Over the course of the investigation, eight people are arrested and bailed, including five police officers.
28 March 2013
Scotland Yard reveals it has passed a file of evidence linked to the “plebgate” scandal to the Crown Prosecution Service, and Mr Mitchell confirms his lawyers have issued a libel writ against The Sun, the paper that wrote the original story. Days later Mr Mitchel lodges a formal complaint against the Scotland Yard over the apparent leaking of the police report into the affair.
26 November 2013
After two appearances in front of a select committee, the Crown Prosecution Service announces PC Keith Wallace, allegedly the officer who emailed the deputy chief whip pretending to be a member of the public, is to be charged with misconduct in a public office.
4 December 2013
Toby Rowland, the officer at the centre of the “plebgate” row, is confirmed to be suing Mr Mitchell for libel over claims that he lied about the incident.
10 January 2014
10 January 2014
PC Wallis pleads guilty to misconduct in a public office at the Old Bailey. A month later he is sentenced to 12 months in prison.
26 February 2014
PCs Keith Wallis and James Glanville are sacked for gross misconduct. The latter of the two was fired after being found to the source of the leak of the original story to The Sun newspaper. Two months later PC Gillian Weatherley is also fired for gross misconduct after being identified as another source of the leak.
17 November 2014
The libel trial of Mr Mitchell suing The Sun and PC Rowland suing the former Chief Whip begins at the Royal Courts of Justice.
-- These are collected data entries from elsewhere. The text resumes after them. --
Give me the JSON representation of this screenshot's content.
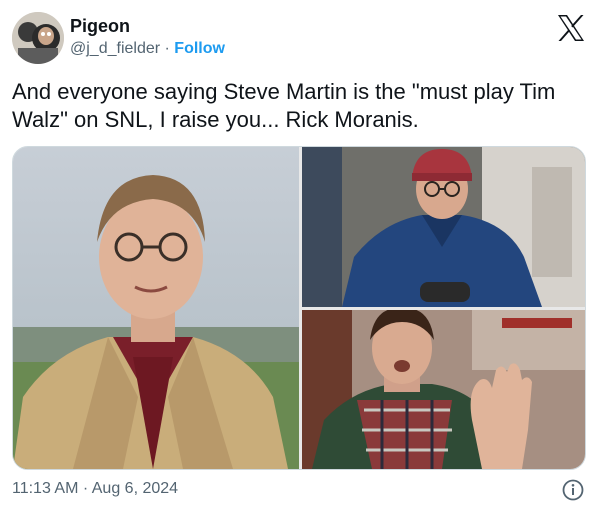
{
  "author": {
    "name": "Pigeon",
    "handle": "@j_d_fielder",
    "separator": " · ",
    "follow_label": "Follow"
  },
  "tweet": {
    "text": "And everyone saying Steve Martin is the \"must play Tim Walz\" on SNL, I raise you... Rick Moranis."
  },
  "media": {
    "images": [
      {
        "name": "photo-man-tan-blazer"
      },
      {
        "name": "photo-man-red-beanie"
      },
      {
        "name": "photo-man-plaid-shirt"
      }
    ]
  },
  "timestamp": "11:13 AM · Aug 6, 2024",
  "icons": {
    "logo": "x-logo-icon",
    "info": "info-icon"
  },
  "colors": {
    "accent": "#1d9bf0",
    "secondary_text": "#536471",
    "primary_text": "#0f1419",
    "border": "#cfd9de"
  }
}
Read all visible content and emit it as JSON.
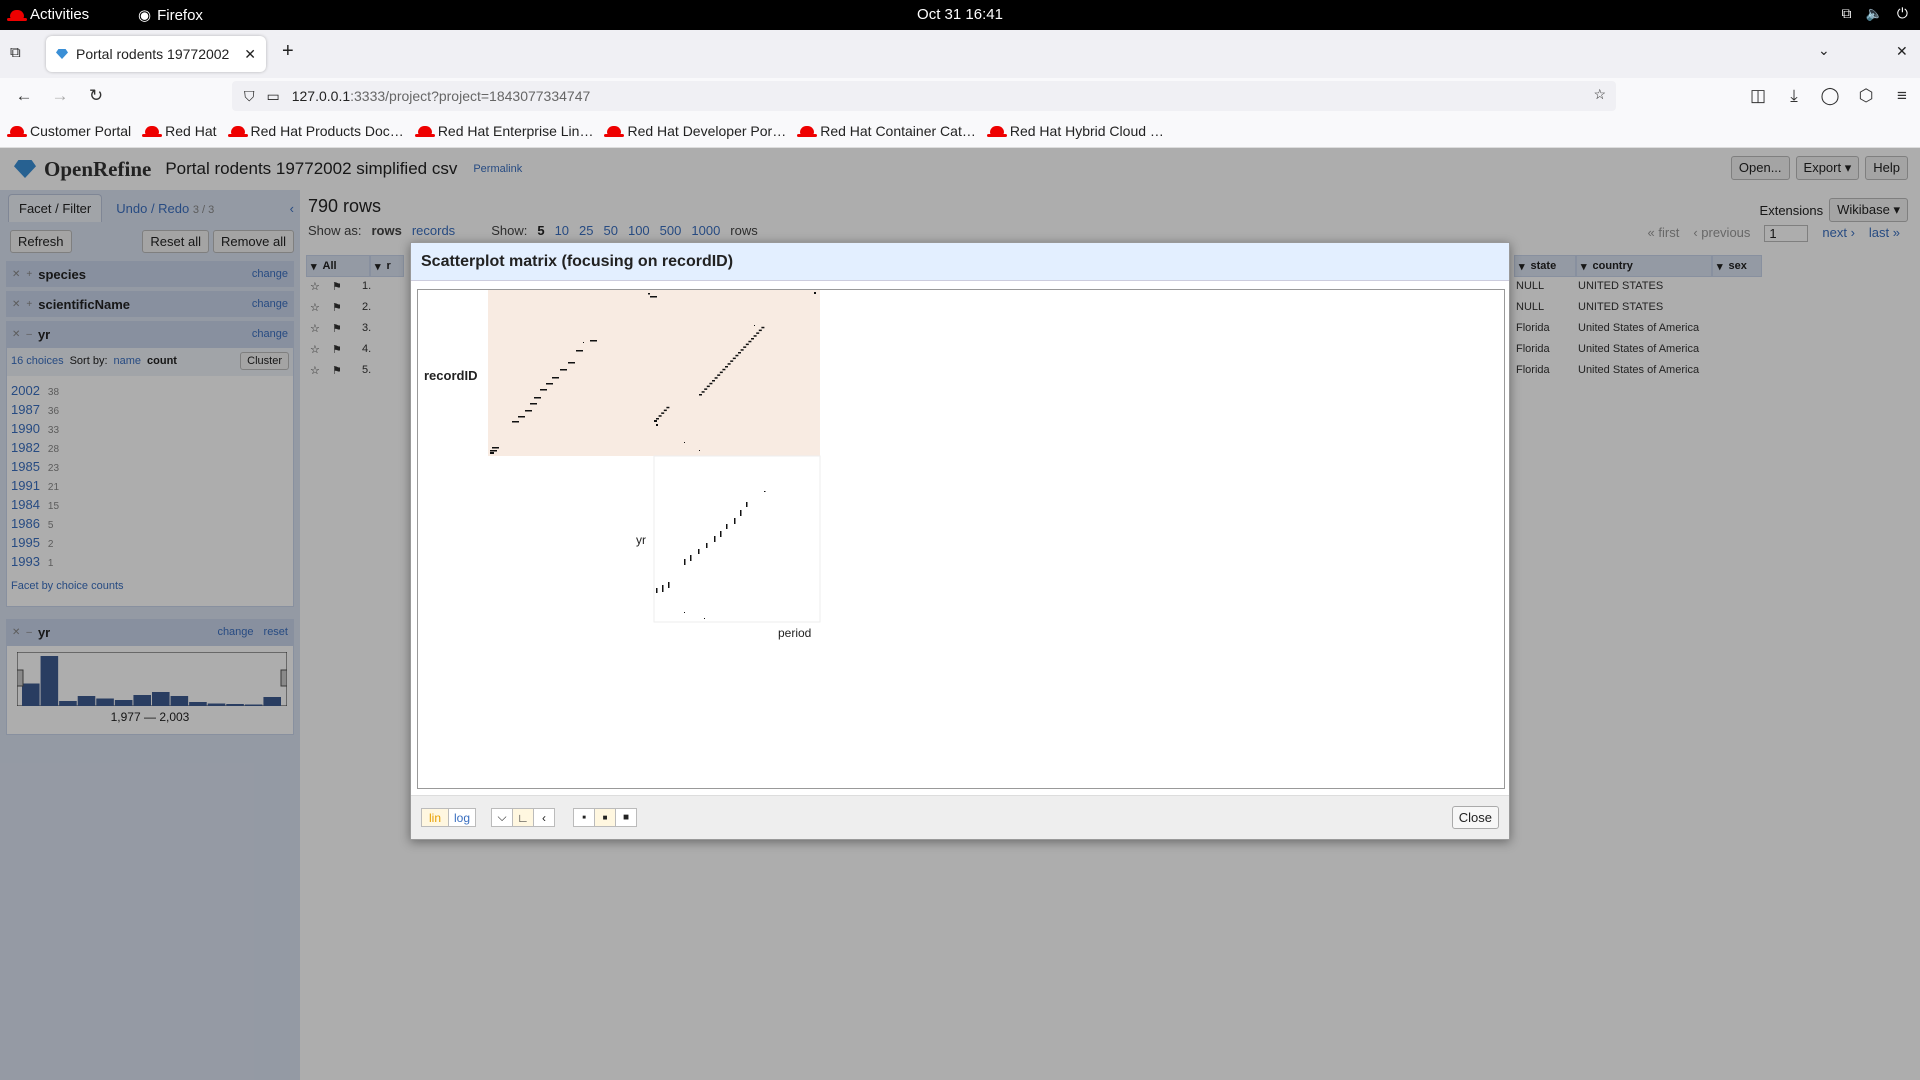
{
  "gnome": {
    "activities": "Activities",
    "app": "Firefox",
    "clock": "Oct 31  16:41"
  },
  "browser": {
    "tab_title": "Portal rodents 19772002",
    "url_host": "127.0.0.1",
    "url_rest": ":3333/project?project=1843077334747",
    "bookmarks": [
      "Customer Portal",
      "Red Hat",
      "Red Hat Products Doc…",
      "Red Hat Enterprise Lin…",
      "Red Hat Developer Por…",
      "Red Hat Container Cat…",
      "Red Hat Hybrid Cloud …"
    ]
  },
  "app": {
    "logo": "OpenRefine",
    "project": "Portal rodents 19772002 simplified csv",
    "permalink": "Permalink",
    "buttons": {
      "open": "Open...",
      "export": "Export ▾",
      "help": "Help"
    },
    "extensions_label": "Extensions",
    "wikibase": "Wikibase ▾"
  },
  "left": {
    "tab_facet": "Facet / Filter",
    "tab_undo": "Undo / Redo",
    "undo_count": "3 / 3",
    "refresh": "Refresh",
    "reset_all": "Reset all",
    "remove_all": "Remove all",
    "facets": [
      {
        "name": "species",
        "change": "change"
      },
      {
        "name": "scientificName",
        "change": "change"
      },
      {
        "name": "yr",
        "change": "change"
      }
    ],
    "choices_label": "16 choices",
    "sort_by": "Sort by:",
    "sort_name": "name",
    "sort_count": "count",
    "cluster": "Cluster",
    "choices": [
      {
        "name": "2002",
        "count": "38"
      },
      {
        "name": "1987",
        "count": "36"
      },
      {
        "name": "1990",
        "count": "33"
      },
      {
        "name": "1982",
        "count": "28"
      },
      {
        "name": "1985",
        "count": "23"
      },
      {
        "name": "1991",
        "count": "21"
      },
      {
        "name": "1984",
        "count": "15"
      },
      {
        "name": "1986",
        "count": "5"
      },
      {
        "name": "1995",
        "count": "2"
      },
      {
        "name": "1993",
        "count": "1"
      }
    ],
    "facet_by_counts": "Facet by choice counts",
    "numeric_facet": {
      "name": "yr",
      "change": "change",
      "reset": "reset",
      "range": "1,977 — 2,003",
      "histogram": [
        0.45,
        1.0,
        0.1,
        0.2,
        0.15,
        0.12,
        0.22,
        0.28,
        0.2,
        0.08,
        0.05,
        0.04,
        0.03,
        0.18
      ]
    }
  },
  "main": {
    "rows_title": "790 rows",
    "show_as": "Show as:",
    "rows": "rows",
    "records": "records",
    "show": "Show:",
    "page_sizes": [
      "5",
      "10",
      "25",
      "50",
      "100",
      "500",
      "1000"
    ],
    "rows_suffix": "rows",
    "pager": {
      "first": "« first",
      "previous": "‹ previous",
      "page": "1",
      "next": "next ›",
      "last": "last »"
    },
    "col_all": "All",
    "col_r": "r",
    "row_numbers": [
      "1.",
      "2.",
      "3.",
      "4.",
      "5."
    ],
    "columns_right": [
      "state",
      "country",
      "sex"
    ],
    "rows_right": [
      {
        "state": "NULL",
        "country": "UNITED STATES"
      },
      {
        "state": "NULL",
        "country": "UNITED STATES"
      },
      {
        "state": "Florida",
        "country": "United States of America"
      },
      {
        "state": "Florida",
        "country": "United States of America"
      },
      {
        "state": "Florida",
        "country": "United States of America"
      }
    ]
  },
  "dialog": {
    "title": "Scatterplot matrix (focusing on recordID)",
    "row_labels": [
      "recordID",
      "yr"
    ],
    "col_label": "period",
    "buttons": {
      "lin": "lin",
      "log": "log",
      "close": "Close"
    },
    "highlight_color": "#f8ebe2"
  }
}
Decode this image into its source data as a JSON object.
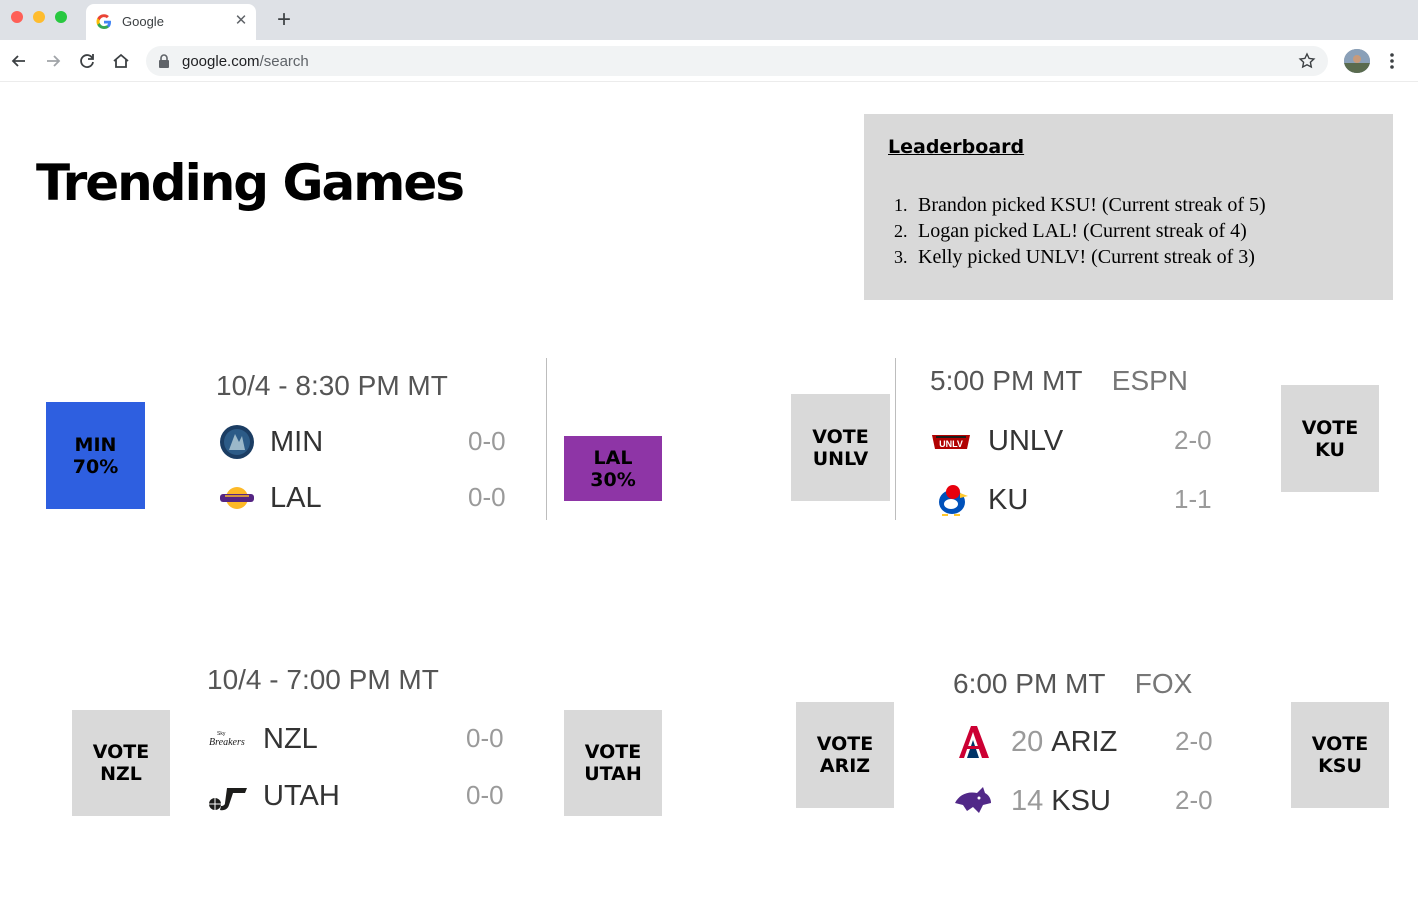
{
  "browser": {
    "tab_title": "Google",
    "url_host": "google.com",
    "url_path": "/search"
  },
  "page": {
    "title": "Trending Games"
  },
  "leaderboard": {
    "title": "Leaderboard",
    "items": [
      {
        "num": "1.",
        "text": "Brandon picked KSU! (Current streak of 5)"
      },
      {
        "num": "2.",
        "text": "Logan picked LAL! (Current streak of 4)"
      },
      {
        "num": "3.",
        "text": "Kelly picked UNLV! (Current streak of 3)"
      }
    ]
  },
  "games": [
    {
      "header": "10/4  - 8:30 PM MT",
      "network": "",
      "teams": [
        {
          "rank": "",
          "name": "MIN",
          "record": "0-0",
          "logo": "timberwolves-logo"
        },
        {
          "rank": "",
          "name": "LAL",
          "record": "0-0",
          "logo": "lakers-logo"
        }
      ],
      "left_button": {
        "line1": "MIN",
        "line2": "70%",
        "color": "#2e5fe0"
      },
      "right_button": {
        "line1": "LAL",
        "line2": "30%",
        "color": "#8e35a6"
      }
    },
    {
      "header": "5:00 PM MT",
      "network": "ESPN",
      "teams": [
        {
          "rank": "",
          "name": "UNLV",
          "record": "2-0",
          "logo": "unlv-logo"
        },
        {
          "rank": "",
          "name": "KU",
          "record": "1-1",
          "logo": "jayhawk-logo"
        }
      ],
      "left_button": {
        "line1": "VOTE",
        "line2": "UNLV"
      },
      "right_button": {
        "line1": "VOTE",
        "line2": "KU"
      }
    },
    {
      "header": "10/4  - 7:00 PM MT",
      "network": "",
      "teams": [
        {
          "rank": "",
          "name": "NZL",
          "record": "0-0",
          "logo": "breakers-logo"
        },
        {
          "rank": "",
          "name": "UTAH",
          "record": "0-0",
          "logo": "jazz-logo"
        }
      ],
      "left_button": {
        "line1": "VOTE",
        "line2": "NZL"
      },
      "right_button": {
        "line1": "VOTE",
        "line2": "UTAH"
      }
    },
    {
      "header": "6:00 PM MT",
      "network": "FOX",
      "teams": [
        {
          "rank": "20",
          "name": "ARIZ",
          "record": "2-0",
          "logo": "arizona-logo"
        },
        {
          "rank": "14",
          "name": "KSU",
          "record": "2-0",
          "logo": "wildcat-logo"
        }
      ],
      "left_button": {
        "line1": "VOTE",
        "line2": "ARIZ"
      },
      "right_button": {
        "line1": "VOTE",
        "line2": "KSU"
      }
    }
  ]
}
Over the course of the trial, Sir Bob Geldof is used as a character witness for Mr Mitchell, claiming he had never heard the politician use “the ridiculous and archaic expression ‘pleb’,” while other witnesses recounted Mr Mitchell’s ability to “erupt” or be “unpleasant until he got what he wanted”.
27 November 2014
Mr Mitchell loses his High Court libel battle over the incident that had been dragged out over the course of two years. The judge ruled that Mr Mitchell had likely used the word “pleb”, leaving the former Chief Whip with a legal bill of more than £1m and his reputation in tatters.